Was wir aber genauso brauchen wie die Menschen damals, ist die Ermutigung, am Bekenntnis festzuhalten. Da unterscheiden wir uns gar nicht so sehr von den Menschen, für die dieser Text geschrieben wurde. Manchmal geraten wir stark ins Wanken und wissen nicht mehr, woran wir uns halten sollen. Es gibt so viele unterschiedliche Meinungen. Überall werden uns Angebote gemacht, wie wir die Welt mit all ihren Problemen deuten sollen. Das ist manchmal sehr verwirrend.

Ist es nur ein Zufall, dass hier überhaupt keine Aussage darüber gemacht wird, an welchem Bekenntnis wir denn genau festhalten sollen? Im ganzen vierten Kapitel wird über den Inhalt des Bekenntnisses kein Wort verloren.

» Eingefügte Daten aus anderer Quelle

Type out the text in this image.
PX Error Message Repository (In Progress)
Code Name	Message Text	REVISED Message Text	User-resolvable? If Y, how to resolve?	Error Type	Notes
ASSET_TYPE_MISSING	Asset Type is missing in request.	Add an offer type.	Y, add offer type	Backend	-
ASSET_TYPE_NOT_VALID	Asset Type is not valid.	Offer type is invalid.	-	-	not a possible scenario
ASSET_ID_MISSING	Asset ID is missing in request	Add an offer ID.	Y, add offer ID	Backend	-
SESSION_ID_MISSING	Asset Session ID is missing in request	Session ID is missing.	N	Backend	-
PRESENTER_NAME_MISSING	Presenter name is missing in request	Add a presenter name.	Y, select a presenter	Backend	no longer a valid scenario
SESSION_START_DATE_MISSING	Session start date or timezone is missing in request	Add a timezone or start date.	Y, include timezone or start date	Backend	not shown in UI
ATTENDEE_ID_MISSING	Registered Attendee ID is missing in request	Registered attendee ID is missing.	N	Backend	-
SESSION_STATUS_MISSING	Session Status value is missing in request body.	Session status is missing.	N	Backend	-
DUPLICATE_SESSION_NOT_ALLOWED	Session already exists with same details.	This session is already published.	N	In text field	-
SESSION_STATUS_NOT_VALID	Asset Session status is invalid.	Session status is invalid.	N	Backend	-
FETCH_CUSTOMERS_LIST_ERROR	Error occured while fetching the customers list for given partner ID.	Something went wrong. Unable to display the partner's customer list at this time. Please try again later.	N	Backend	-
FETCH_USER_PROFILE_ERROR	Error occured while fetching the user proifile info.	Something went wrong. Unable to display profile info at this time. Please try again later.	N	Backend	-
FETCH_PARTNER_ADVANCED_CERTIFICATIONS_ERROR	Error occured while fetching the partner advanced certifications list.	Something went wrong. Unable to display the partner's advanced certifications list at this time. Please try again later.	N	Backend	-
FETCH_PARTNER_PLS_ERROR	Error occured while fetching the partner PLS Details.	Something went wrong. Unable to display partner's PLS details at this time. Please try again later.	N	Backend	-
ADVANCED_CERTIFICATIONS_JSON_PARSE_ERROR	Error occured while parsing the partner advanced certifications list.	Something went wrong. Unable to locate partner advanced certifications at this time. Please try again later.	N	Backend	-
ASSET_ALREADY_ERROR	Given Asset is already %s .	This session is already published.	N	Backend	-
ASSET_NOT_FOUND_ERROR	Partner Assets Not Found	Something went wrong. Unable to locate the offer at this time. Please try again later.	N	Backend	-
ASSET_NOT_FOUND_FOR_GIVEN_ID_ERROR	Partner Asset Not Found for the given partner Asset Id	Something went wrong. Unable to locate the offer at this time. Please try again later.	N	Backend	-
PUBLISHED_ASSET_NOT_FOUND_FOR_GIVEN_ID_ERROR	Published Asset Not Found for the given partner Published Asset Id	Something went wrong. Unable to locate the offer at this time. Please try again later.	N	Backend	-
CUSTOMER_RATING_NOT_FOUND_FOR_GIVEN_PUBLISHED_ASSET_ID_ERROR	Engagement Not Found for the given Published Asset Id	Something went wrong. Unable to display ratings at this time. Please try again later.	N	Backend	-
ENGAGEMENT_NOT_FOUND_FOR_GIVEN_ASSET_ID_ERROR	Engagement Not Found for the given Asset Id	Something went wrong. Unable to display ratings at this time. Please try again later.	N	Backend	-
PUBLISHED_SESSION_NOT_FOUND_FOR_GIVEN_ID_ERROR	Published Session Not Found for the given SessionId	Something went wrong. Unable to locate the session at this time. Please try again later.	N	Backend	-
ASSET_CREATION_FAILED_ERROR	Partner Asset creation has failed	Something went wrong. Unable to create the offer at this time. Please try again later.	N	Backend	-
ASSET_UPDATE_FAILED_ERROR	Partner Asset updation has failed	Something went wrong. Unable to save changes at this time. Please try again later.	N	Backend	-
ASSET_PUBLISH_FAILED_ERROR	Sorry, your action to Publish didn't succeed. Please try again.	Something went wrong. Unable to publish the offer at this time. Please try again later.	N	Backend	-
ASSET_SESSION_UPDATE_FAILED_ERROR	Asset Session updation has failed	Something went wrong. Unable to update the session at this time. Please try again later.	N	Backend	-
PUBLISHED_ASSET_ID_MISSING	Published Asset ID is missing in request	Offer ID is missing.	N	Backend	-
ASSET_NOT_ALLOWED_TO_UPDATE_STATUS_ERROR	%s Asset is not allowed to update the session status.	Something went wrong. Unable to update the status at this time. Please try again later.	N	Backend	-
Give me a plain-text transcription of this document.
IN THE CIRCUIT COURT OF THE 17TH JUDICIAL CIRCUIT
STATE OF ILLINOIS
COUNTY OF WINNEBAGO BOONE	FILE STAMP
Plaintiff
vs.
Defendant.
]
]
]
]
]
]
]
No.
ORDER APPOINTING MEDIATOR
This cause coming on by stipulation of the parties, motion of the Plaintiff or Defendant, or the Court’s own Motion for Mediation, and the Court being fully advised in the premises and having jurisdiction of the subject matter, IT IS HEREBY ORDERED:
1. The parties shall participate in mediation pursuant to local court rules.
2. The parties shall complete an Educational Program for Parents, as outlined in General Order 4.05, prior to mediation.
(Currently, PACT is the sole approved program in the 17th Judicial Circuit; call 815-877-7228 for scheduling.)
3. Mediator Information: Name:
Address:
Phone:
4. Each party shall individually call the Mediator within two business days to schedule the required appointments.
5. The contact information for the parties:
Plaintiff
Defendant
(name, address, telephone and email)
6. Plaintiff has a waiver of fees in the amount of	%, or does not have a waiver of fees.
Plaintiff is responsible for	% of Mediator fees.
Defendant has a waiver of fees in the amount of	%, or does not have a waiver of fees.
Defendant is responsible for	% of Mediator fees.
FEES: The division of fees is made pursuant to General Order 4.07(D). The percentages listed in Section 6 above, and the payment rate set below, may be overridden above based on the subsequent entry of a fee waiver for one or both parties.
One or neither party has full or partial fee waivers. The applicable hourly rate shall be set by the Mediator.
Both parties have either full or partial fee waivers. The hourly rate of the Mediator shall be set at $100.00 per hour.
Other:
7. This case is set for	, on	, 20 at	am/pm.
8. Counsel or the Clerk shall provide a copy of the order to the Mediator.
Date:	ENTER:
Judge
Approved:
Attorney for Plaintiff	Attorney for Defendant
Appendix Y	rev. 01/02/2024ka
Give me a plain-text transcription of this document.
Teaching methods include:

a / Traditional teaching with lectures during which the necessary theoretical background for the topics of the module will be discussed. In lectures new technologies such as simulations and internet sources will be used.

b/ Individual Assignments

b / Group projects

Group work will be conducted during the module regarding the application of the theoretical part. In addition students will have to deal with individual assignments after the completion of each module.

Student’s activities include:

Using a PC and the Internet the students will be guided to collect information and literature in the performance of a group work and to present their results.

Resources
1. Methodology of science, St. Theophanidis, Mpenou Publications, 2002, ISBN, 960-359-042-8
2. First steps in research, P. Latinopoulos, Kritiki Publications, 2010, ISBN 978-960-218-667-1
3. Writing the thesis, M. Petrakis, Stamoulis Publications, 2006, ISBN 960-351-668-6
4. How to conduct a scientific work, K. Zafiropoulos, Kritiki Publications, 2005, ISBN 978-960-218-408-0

Was ist eigentlich unser Bekenntnis?

Wir gehören durch unsere Taufe alle zur christlichen Kirche. Das verbindet uns - auch über alle verschiedenen und manchmal sogar gegensätzlichen Überzeugungen hinaus. Die meisten von uns haben irgendwie eine diffuse Vorstellung davon, welche Werte und Ideale es sind, an denen wir als Christinnen und Christen festhalten sollten.

Manchmal wissen wir aber doch gar nicht so recht, welches der richtige Weg ist, welche Lösung eines Problems tatsächlich zum Guten führt, dem Frieden und der Gerechtigkeit dient. Es gibt immer wieder Situationen im Leben, da werden unsere Grundüberzeugungen ganz schön in Frage gestellt.

Bezug zur Nachhaltigkeit

Auch im Alltag muss sich unser Glaube immer wieder bewähren. Ich finde es wichtiger denn je, in manchen Fragen Stellung zu beziehen. Glaube ist definitiv nicht nur Privatsache. Wo das Recht mit Füßen getreten wird, wo Menschenwürde verletzt und Menschen diskriminiert werden, wo Menschen in Not sind und auf unsere Hilfe angewiesen und auch wo der Respekt gegenüber Andersdenkenden fehlt, überall dort, sind wir gefragt, laut und deutlich unsere Meinung zu sagen. Das hat etwas mit Bekenntnis ablegen zu tun, finde ich. Sich dazu zu bekennen, dass wir glauben, dass vor Gott alle Menschen gleich viel wert sind und dass Tiere und Pflanzen auch Geschöpfe Gottes sind, unsere Mitgeschöpfe eben, das kann keine Privatsache sein. Da müssen wir schon immer wieder unseren ganzen Mut zusammennehmen und unsere Tatkraft einsetzen und aktiv werden. Da muss auch Kirche als Organisation deutlich werden und ihren Einfluss in der Gesellschaft geltend machen.

Wir brauchen doch keine Angst zu haben, denn wir haben Jesus Christus als Vorbild und Gott auf unserer Seite, sagt uns unser dieser Text.